Dicho eso, se sentó en una silla que se encontraba en la habitación, sus piernas se cruzaron con elegancia; al tiempo que su mirada recorría su cuerpo demacrado con evidente desprecio.

—Mírate—la señaló con sorna—. No eres más que una piltrafa. 

La jovencita, quien ya se sentía de por sí mal por su aspecto, sollozo ante sus palabras. En aquel momento, una mezcla de impotencia y miedo la atenazaban como garras de hierro.

—No te preocupes—continuó la mujer con una sonrisa sádica—. No he venido a regocijarme en tu desgracia. Solamente quería darte un pequeño presente, no olvides que eres nuestra huésped más especial. 

Y entonces de su bolsillo extrajo un objeto pequeño y brillante. Rin lo observó con horror, al darse cuenta de que se trataba de un cuchillo, la hoja se mostraba afilada como una navaja.

«Va a matarme», pensó al detallar el artefacto. Pero entonces, sin previo aviso, lo lanzó en su dirección con un gesto despectivo.

—Aquí tienes—dijo con crueldad—. Te doy la oportunidad de poner fin a tu miseria. Acaba con tu vida y libera al mundo de tu patética existencia—fueron sus palabras.

Aquella declaración resonó en la mente de la muchacha como un eco de muerte. La imagen del cuchillo, reluciente en la penumbra, la llenó de terror y a la vez de indecisión. Era un torrente de emociones difíciles de controlar: ira, impotencia, desesperación. ¿A cuál escuchar?

Las lágrimas se deslizaron de sus mejillas, mientras su garganta contenía un grito ahogado. Un grito de genuino sufrimiento. Seguía sin entender cuál era el pecado por el que estaba pagando. 

¿Podría la muerte liberarla de su tormento?

Sin embargo, sabía que el suicidio no era más que un acto cobarde, una salida fácil ante la falta de valentía. Ella no quería rendirse, no quería sucumbir ante su verdugo y darle la satisfacción de verla destruida. Lucharía hasta el final, y encontraría una forma de escapar de ese infierno.

—Si tanto quiere verme muerta. Hágalo usted—la reto con un atisbo de fuerza y determinación. No se dejaría amedrentar.
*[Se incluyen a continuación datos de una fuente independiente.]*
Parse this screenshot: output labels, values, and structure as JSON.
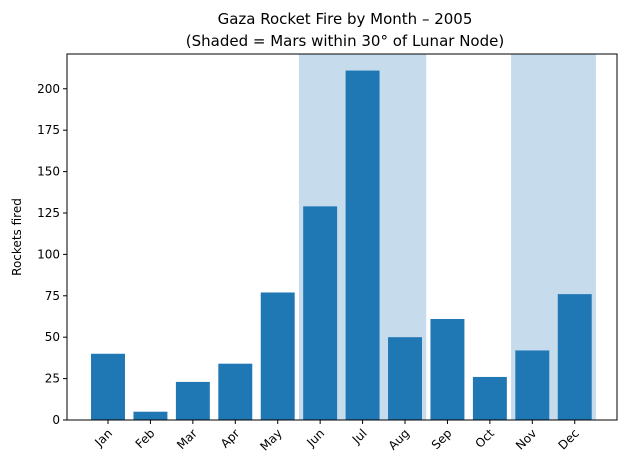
{
  "chart_data": {
    "type": "bar",
    "title": "Gaza Rocket Fire by Month – 2005",
    "subtitle": "(Shaded = Mars within 30° of Lunar Node)",
    "xlabel": "",
    "ylabel": "Rockets fired",
    "categories": [
      "Jan",
      "Feb",
      "Mar",
      "Apr",
      "May",
      "Jun",
      "Jul",
      "Aug",
      "Sep",
      "Oct",
      "Nov",
      "Dec"
    ],
    "values": [
      40,
      5,
      23,
      34,
      77,
      129,
      211,
      50,
      61,
      26,
      42,
      76
    ],
    "ylim": [
      0,
      221
    ],
    "yticks": [
      0,
      25,
      50,
      75,
      100,
      125,
      150,
      175,
      200
    ],
    "shaded_ranges": [
      [
        "Jun",
        "Aug"
      ],
      [
        "Nov",
        "Dec"
      ]
    ],
    "bar_color": "#1f77b4",
    "shade_color": "#c6dcec",
    "grid": false
  }
}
Si esa mujer pensaba que no era más que una muchachita miedosa y asustadiza, estaba muy equivocada. Rin Onigumo era más que eso. 
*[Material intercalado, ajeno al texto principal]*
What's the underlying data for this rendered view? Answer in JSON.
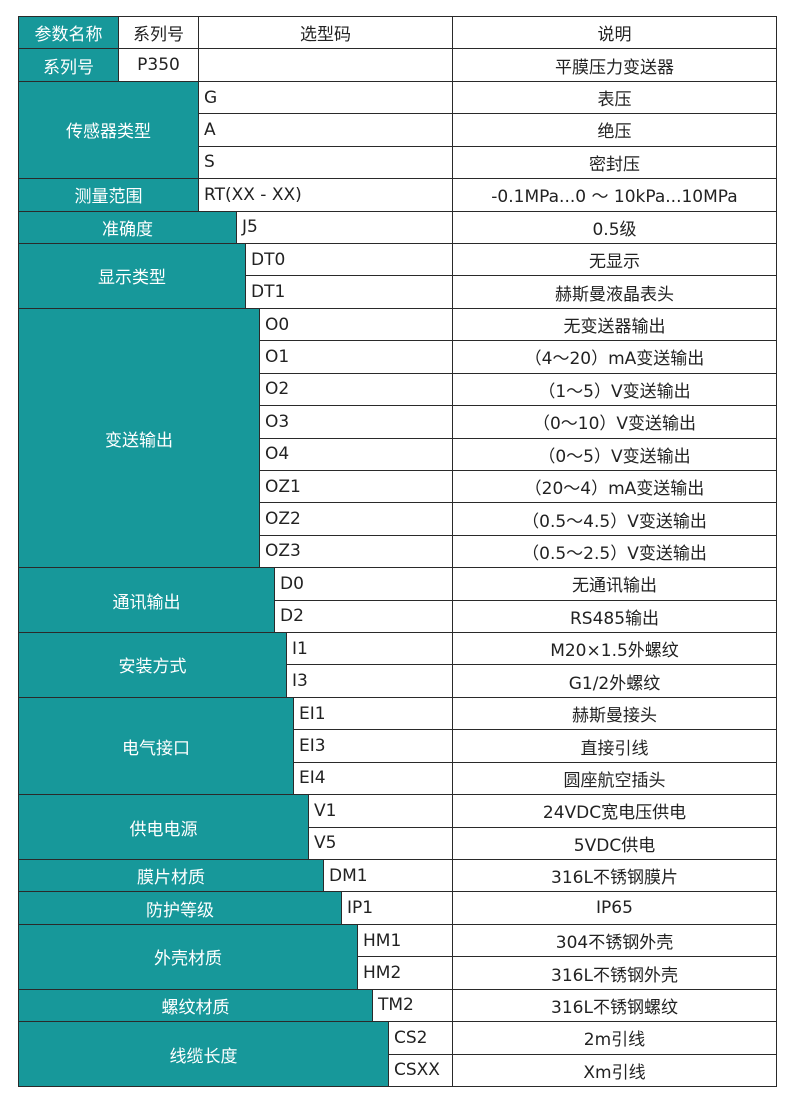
{
  "header": [
    "参数名称",
    "系列号",
    "选型码",
    "说明"
  ],
  "series_row": {
    "label": "系列号",
    "code": "P350",
    "description": "平膜压力变送器"
  },
  "groups": [
    {
      "name": "传感器类型",
      "options": [
        {
          "code": "G",
          "description": "表压"
        },
        {
          "code": "A",
          "description": "绝压"
        },
        {
          "code": "S",
          "description": "密封压"
        }
      ]
    },
    {
      "name": "测量范围",
      "options": [
        {
          "code": "RT(XX - XX)",
          "description": "-0.1MPa...0 ～ 10kPa...10MPa"
        }
      ]
    },
    {
      "name": "准确度",
      "options": [
        {
          "code": "J5",
          "description": "0.5级"
        }
      ]
    },
    {
      "name": "显示类型",
      "options": [
        {
          "code": "DT0",
          "description": "无显示"
        },
        {
          "code": "DT1",
          "description": "赫斯曼液晶表头"
        }
      ]
    },
    {
      "name": "变送输出",
      "options": [
        {
          "code": "O0",
          "description": "无变送器输出"
        },
        {
          "code": "O1",
          "description": "（4～20）mA变送输出"
        },
        {
          "code": "O2",
          "description": "（1～5）V变送输出"
        },
        {
          "code": "O3",
          "description": "（0～10）V变送输出"
        },
        {
          "code": "O4",
          "description": "（0～5）V变送输出"
        },
        {
          "code": "OZ1",
          "description": "（20～4）mA变送输出"
        },
        {
          "code": "OZ2",
          "description": "（0.5～4.5）V变送输出"
        },
        {
          "code": "OZ3",
          "description": "（0.5～2.5）V变送输出"
        }
      ]
    },
    {
      "name": "通讯输出",
      "options": [
        {
          "code": "D0",
          "description": "无通讯输出"
        },
        {
          "code": "D2",
          "description": "RS485输出"
        }
      ]
    },
    {
      "name": "安装方式",
      "options": [
        {
          "code": "I1",
          "description": "M20×1.5外螺纹"
        },
        {
          "code": "I3",
          "description": "G1/2外螺纹"
        }
      ]
    },
    {
      "name": "电气接口",
      "options": [
        {
          "code": "EI1",
          "description": "赫斯曼接头"
        },
        {
          "code": "EI3",
          "description": "直接引线"
        },
        {
          "code": "EI4",
          "description": "圆座航空插头"
        }
      ]
    },
    {
      "name": "供电电源",
      "options": [
        {
          "code": "V1",
          "description": "24VDC宽电压供电"
        },
        {
          "code": "V5",
          "description": "5VDC供电"
        }
      ]
    },
    {
      "name": "膜片材质",
      "options": [
        {
          "code": "DM1",
          "description": "316L不锈钢膜片"
        }
      ]
    },
    {
      "name": "防护等级",
      "options": [
        {
          "code": "IP1",
          "description": "IP65"
        }
      ]
    },
    {
      "name": "外壳材质",
      "options": [
        {
          "code": "HM1",
          "description": "304不锈钢外壳"
        },
        {
          "code": "HM2",
          "description": "316L不锈钢外壳"
        }
      ]
    },
    {
      "name": "螺纹材质",
      "options": [
        {
          "code": "TM2",
          "description": "316L不锈钢螺纹"
        }
      ]
    },
    {
      "name": "线缆长度",
      "options": [
        {
          "code": "CS2",
          "description": "2m引线"
        },
        {
          "code": "CSXX",
          "description": "Xm引线"
        }
      ]
    }
  ]
}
—Vaya, vaya, pero qué valiente—se mofó. 

Una parte de su ser anhelaba matarla y la otra era consciente de que hacerlo sería un grave error. «¡Pero vaya que sí podía ponerla en su sitio!», pensó, levantándose y caminando en su dirección. 

Rin la miró con sorpresa, sus ojos dilatados por el miedo. Un instante después, sintió como la mujer la jalaba de los cabellos y hacía que la mirara. 
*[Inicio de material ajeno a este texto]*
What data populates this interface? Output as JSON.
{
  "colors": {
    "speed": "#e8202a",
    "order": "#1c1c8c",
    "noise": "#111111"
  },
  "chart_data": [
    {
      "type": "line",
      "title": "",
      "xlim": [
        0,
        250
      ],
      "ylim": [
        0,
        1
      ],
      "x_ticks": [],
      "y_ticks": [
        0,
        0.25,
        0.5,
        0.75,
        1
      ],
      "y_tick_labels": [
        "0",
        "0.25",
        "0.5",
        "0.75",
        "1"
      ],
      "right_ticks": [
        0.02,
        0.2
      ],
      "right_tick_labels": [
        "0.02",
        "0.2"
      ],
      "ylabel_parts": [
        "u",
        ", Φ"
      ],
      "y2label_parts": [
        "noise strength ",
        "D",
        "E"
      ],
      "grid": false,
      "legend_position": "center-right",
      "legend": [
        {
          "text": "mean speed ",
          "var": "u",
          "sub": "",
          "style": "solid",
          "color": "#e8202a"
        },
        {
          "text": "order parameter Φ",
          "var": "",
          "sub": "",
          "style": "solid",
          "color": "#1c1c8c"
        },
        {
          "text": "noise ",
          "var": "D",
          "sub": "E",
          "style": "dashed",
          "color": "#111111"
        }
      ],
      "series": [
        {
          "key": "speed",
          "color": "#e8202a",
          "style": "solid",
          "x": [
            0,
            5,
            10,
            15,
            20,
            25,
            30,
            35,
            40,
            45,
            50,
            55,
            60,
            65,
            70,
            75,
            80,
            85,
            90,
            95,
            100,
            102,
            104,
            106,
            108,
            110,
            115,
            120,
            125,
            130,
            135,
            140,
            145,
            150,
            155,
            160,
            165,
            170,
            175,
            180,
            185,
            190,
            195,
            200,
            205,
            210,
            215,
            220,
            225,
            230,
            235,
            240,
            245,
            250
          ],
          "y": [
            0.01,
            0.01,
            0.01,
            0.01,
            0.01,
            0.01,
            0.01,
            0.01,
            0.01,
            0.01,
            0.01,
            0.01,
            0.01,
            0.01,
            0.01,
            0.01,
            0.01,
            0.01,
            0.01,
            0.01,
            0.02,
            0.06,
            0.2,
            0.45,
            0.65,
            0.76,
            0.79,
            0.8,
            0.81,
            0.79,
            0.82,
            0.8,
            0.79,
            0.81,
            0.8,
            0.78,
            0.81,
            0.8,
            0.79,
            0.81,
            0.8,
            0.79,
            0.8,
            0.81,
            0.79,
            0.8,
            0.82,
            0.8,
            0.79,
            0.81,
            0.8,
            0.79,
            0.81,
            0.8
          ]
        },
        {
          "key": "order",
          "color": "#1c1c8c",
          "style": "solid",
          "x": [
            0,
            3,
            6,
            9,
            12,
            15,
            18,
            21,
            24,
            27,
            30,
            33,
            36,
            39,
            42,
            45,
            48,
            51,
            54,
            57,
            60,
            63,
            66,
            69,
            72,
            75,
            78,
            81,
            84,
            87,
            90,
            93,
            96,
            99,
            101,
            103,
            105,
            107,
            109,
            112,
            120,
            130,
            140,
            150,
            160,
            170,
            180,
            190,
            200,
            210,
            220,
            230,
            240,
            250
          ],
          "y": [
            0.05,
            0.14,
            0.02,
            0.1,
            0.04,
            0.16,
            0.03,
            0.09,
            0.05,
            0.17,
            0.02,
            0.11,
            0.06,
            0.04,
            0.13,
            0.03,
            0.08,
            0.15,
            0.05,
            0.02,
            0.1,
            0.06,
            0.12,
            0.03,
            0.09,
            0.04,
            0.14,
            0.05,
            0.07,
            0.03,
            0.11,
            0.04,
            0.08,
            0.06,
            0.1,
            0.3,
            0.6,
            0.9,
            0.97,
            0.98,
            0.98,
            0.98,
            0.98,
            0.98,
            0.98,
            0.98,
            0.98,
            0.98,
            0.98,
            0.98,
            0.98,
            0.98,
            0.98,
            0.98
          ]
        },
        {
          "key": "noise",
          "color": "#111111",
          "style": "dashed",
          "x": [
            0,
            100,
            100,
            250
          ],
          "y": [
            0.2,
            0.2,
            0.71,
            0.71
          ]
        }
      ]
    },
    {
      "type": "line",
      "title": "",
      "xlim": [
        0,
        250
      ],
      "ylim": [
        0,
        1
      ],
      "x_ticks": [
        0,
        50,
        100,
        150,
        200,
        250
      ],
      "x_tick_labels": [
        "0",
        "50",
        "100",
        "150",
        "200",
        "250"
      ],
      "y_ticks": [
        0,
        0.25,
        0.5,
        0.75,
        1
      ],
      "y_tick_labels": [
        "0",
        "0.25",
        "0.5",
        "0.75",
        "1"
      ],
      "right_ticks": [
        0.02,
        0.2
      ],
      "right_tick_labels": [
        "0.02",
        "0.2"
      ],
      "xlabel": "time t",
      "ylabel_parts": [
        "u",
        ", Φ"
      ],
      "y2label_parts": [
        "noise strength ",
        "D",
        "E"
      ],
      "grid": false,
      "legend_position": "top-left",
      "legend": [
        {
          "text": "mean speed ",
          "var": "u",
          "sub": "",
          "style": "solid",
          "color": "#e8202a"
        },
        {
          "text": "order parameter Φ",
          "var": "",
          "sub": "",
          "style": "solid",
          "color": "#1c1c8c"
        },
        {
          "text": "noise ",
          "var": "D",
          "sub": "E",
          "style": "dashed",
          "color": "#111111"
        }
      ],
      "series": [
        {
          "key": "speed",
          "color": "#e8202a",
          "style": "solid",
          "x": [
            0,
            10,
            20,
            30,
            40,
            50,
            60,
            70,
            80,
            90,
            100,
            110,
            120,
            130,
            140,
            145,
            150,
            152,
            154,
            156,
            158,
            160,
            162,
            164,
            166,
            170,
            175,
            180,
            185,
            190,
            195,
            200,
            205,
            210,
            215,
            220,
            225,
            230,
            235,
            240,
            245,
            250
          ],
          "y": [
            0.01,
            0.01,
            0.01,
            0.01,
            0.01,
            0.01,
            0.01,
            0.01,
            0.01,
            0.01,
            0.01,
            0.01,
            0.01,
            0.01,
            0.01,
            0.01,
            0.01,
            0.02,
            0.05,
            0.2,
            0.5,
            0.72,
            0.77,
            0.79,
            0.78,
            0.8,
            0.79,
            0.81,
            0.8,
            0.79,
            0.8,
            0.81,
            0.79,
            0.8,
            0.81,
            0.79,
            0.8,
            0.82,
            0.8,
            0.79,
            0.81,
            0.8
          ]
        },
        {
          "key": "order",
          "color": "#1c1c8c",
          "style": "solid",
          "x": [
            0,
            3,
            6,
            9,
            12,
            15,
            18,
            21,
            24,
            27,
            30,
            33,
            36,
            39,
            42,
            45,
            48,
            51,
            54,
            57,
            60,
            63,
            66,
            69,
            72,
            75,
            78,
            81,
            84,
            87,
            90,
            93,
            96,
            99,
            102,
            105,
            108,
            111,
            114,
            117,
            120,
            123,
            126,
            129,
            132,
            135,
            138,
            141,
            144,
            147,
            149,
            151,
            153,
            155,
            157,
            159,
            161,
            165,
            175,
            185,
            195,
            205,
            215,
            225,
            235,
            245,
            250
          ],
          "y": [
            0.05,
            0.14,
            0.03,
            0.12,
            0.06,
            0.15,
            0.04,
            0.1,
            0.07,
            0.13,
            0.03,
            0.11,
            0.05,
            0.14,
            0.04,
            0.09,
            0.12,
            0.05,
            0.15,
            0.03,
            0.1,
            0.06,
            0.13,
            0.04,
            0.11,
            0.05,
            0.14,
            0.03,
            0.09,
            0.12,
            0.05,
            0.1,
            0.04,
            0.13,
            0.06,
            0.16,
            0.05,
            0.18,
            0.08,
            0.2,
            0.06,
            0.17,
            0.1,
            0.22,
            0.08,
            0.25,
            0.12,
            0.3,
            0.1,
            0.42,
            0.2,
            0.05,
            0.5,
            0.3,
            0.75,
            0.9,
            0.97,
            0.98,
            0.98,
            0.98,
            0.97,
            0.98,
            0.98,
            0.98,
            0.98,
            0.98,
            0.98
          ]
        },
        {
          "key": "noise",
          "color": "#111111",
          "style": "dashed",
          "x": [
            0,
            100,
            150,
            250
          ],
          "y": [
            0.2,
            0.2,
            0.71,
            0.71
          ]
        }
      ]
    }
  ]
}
—Repite tu petición, querida. Vamos, súplica para que te mate—dicho eso la abofeteó. 

Aquel no fue el único golpe que recibió, Kagura poseída ante su deseo de venganza, asestó un golpe tras otro en su rostro. 

Unos minutos después, la soltó y la miró con una sonrisa de satisfacción macabra, al contemplar como de su nariz se escurría sangre, sus mejillas amoratadas y una expresión de genuino dolor empañando sus ojos grandes. 

—Así te ves mejor—se burló, pero en ese mismo instante, la puerta de la habitación se abrió.